Surveillance of antimicrobial consumption (AMC) and antimicrobial resistance (AMR) is a cornerstone of infection control and antimicrobial stewardship strategies. We aimed to describe AMC and AMR (extended-spectrum beta-lactamase producing Enterobacterales [ESBL-E], carbapenemase producing Enterobacterales [CPE] and methicillin-resistant Staphylococcus aureus [MRSA]) in the network of healthcare facilities participating in the National Antimicrobial Resistance Surveillance and Prevention Scheme (SPARES) between 2019 and 2022. Antibacterials for systemic use (J01 class of the WHO Anatomical Therapeutic Chemical classification, ATC-DDD system, 2023), rifampin, oral imidazole derivatives and fidaxomicin were surveyed using pharmacy records and expressed in number of defined daily doses (DDD) per 1,000 occupied-bed-days (OBD) for 1,217 participating hospitals. Incidence density (number of strains/1000 OBD) were calculated for ESBL-E, CPE and MRSA for 472, 435 and 472 hospitals, respectively. AMC was higher in 2022 compared to 2019 (295 and 290 DDD/1,000 OBD, respectively), especially for broad-spectrum antibiotics apart from fluoroquinolones. Incidence density did not change for ESBL-E (0.55/1,000 OBD in 2022), increased for CPE (0.024/1,000 OBD in 2022), and decreased for MRSA (0.15/1,000 OBD in 2022). These contrasting results call for enhancing strategies combining surveillance, infection control and actions to promote rational use of antibiotics, in line with the new SPARES objectives for 2023–2028.

Introduction

En 2019, 1,27 millions de décès étaient attribuables à l’antibiorésistance au niveau mondial 1. Face à ce danger, la mobilisation est internationale et a été définie dès 2015 dans le plan d’action de l’Organisation mondiale de la santé (OMS) 2. En 2023, la recommandation du Conseil de l’Union européenne visant à lutter contre la résistance aux antimicrobiens dans le cadre d’une approche « Une seule santé » 3 souligne, parmi les actions à conduire en santé humaine pour promouvoir une utilisation prudente des antimicrobiens, l’importance d’améliorer la surveillance de la résistance bactérienne et de la consommation d’antibiotiques. Pour la première fois au niveau européen, des cibles à atteindre sont fixées pour chaque pays pour des indicateurs de résistance bactérienne et de consommation d’antibiotiques. En France, la stratégie nationale 2022-2025 de prévention des infections et de l’antibiorésistance 4 avait déjà déterminé des objectifs ambitieux, afin de réduire le risque sanitaire lié aux infections en santé humaine, notamment celles liées à des bactéries résistantes aux antibiotiques.
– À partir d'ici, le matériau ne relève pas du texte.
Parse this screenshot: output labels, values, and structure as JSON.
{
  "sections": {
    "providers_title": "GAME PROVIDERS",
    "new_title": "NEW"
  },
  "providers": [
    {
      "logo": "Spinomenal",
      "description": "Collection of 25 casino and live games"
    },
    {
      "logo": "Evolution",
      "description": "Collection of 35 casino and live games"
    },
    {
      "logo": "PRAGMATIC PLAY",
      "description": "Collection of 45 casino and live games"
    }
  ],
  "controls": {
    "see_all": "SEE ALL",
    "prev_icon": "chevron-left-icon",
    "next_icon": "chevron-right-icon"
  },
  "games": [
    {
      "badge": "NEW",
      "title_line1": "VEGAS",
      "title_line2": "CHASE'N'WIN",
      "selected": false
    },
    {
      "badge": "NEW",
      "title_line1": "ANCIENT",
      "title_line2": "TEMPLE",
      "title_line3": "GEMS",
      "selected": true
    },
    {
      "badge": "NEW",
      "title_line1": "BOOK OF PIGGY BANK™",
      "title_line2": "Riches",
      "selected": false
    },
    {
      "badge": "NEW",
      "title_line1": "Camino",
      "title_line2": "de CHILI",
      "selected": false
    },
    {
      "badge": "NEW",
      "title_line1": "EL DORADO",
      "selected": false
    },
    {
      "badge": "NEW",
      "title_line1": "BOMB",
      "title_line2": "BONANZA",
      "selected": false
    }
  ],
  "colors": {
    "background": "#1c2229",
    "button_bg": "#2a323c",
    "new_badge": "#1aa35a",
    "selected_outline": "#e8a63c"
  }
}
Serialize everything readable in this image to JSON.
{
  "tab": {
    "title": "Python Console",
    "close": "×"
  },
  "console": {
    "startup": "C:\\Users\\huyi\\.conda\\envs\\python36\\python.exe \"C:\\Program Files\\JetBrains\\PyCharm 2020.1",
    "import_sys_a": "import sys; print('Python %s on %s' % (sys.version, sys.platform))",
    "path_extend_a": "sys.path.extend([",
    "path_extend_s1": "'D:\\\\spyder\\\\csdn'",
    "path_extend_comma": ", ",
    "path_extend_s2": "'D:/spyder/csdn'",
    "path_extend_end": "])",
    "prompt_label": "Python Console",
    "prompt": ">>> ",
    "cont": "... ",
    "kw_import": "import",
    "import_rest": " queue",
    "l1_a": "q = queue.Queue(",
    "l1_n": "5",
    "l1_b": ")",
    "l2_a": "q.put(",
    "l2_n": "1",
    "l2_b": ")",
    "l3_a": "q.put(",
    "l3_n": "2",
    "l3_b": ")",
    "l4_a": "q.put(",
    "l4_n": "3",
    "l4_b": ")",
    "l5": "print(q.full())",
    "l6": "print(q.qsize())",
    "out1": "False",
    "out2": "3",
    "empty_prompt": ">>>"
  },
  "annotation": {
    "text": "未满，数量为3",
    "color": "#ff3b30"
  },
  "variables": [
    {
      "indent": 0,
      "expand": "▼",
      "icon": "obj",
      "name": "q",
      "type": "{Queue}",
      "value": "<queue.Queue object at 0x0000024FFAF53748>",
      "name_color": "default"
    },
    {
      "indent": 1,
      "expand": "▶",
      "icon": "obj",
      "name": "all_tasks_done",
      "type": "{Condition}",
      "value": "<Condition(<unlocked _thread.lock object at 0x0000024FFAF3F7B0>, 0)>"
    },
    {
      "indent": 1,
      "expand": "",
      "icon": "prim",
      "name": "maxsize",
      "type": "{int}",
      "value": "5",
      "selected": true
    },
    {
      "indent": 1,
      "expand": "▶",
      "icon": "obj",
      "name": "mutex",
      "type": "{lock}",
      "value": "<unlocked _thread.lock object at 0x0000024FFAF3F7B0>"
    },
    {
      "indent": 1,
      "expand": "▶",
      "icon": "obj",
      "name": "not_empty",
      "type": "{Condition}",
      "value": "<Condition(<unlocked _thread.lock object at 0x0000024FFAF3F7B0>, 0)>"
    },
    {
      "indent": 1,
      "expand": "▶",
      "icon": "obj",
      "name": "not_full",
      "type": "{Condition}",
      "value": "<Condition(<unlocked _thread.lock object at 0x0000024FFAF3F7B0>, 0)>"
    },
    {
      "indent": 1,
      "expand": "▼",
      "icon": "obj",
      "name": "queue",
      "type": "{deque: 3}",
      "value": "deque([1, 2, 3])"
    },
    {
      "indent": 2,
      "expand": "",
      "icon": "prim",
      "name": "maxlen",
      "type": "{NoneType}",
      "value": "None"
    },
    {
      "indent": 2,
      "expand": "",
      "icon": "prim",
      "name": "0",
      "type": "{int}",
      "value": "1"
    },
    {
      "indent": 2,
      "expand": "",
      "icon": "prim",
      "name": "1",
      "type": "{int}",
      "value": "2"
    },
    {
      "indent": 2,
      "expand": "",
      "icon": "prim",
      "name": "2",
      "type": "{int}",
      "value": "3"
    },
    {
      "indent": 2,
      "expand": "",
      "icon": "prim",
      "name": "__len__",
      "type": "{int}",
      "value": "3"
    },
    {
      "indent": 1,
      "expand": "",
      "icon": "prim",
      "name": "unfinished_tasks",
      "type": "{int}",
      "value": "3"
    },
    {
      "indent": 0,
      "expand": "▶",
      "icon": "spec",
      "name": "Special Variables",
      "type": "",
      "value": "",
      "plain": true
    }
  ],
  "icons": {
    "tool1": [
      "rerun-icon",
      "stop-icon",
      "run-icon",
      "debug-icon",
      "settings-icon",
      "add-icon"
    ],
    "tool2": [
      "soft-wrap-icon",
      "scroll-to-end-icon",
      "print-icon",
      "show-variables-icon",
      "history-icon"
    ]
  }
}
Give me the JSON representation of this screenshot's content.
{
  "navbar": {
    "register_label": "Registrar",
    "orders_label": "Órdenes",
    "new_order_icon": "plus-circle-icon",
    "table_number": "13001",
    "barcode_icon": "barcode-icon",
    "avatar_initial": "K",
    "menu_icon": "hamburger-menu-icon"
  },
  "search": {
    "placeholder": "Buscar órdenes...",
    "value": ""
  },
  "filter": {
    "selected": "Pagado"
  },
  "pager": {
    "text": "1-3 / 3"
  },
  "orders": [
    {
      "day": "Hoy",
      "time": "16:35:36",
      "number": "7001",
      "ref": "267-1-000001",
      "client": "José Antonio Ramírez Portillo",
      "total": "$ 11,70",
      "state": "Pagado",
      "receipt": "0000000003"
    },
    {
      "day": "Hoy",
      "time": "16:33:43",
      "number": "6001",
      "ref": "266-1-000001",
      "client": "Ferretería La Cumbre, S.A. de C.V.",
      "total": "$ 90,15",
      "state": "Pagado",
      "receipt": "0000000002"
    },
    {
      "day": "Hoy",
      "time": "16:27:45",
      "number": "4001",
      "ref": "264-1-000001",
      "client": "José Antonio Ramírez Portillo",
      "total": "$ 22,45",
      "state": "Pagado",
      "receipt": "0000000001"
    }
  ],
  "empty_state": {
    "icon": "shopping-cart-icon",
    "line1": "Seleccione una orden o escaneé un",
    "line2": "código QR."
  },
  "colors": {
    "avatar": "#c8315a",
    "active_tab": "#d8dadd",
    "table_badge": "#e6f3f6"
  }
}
Pour atteindre ces objectifs, 42 actions sont proposées concernant la formation, la communication, le renforcement des ressources compétentes et expertes, la recherche et l’innovation, la préservation des produits et de l’environnement, ainsi qu’en matière de surveillance pour une meilleure valorisation et utilisation des données, pour éclairer les décideurs politiques et conduire des actions. Des objectifs chiffrés ont également été définis au niveau national pour certains indicateurs. Pour les établissements de santé (ES), la surveillance de la consommation des antibiotiques et des résistances bactériennes est déléguée par Santé publique France à la mission de Surveillance et de prévention de l’antibiorésistance en établissement de santé (Spares) coordonnée par le CPias Grand Est associé au CPias Nouvelle-Aquitaine 5. Les données de surveillance de Spares utilisent une méthodologie nationale standardisée qui permet aux niveaux local, régional et national :

d’identifier les priorités d’actions, notamment en confrontant des secteurs d’activité comparables ;

de suivre dans le temps les tendances ;

d’estimer l’effet des actions entreprises.

La surveillance permet ainsi de suivre l’évolution des indicateurs clés de la stratégie nationale de prévention des infections et de l’antibiorésistance, 2019 étant l’année de référence pour évaluer les progrès réalisés à l’horizon 2025 4. Dans ce contexte, l’objectif de ce travail était de décrire, sur la période 2019-2022, la consommation des antibiotiques et les résistances bactériennes, notamment la résistance à la méticilline de Staphylococcus aureus (SARM), la production de bêta-lactamase à spectre étendu (EBLSE) et de carbapénémase (EPC) chez les Enterobacterales, dans les ES ayant participé au réseau de surveillance national Spares chaque année.

Méthode

Population de l’étude

Dans le cadre de la surveillance Spares, les ES volontaires ont été invités, chaque année, à recueillir de façon rétrospective les données de consommation des antibiotiques et/ou de résistances bactériennes de l’année précédente, et à les importer sur une application en ligne dédiée (ConsoRes®). Le champ de la surveillance portait sur les secteurs d’hospitalisation complète. Les secteurs d’hospitalisation de jour, les consultations et les urgences sans hospitalisation étaient exclus. La méthodologie complète est disponible sur les pages internet de la mission Spares (1).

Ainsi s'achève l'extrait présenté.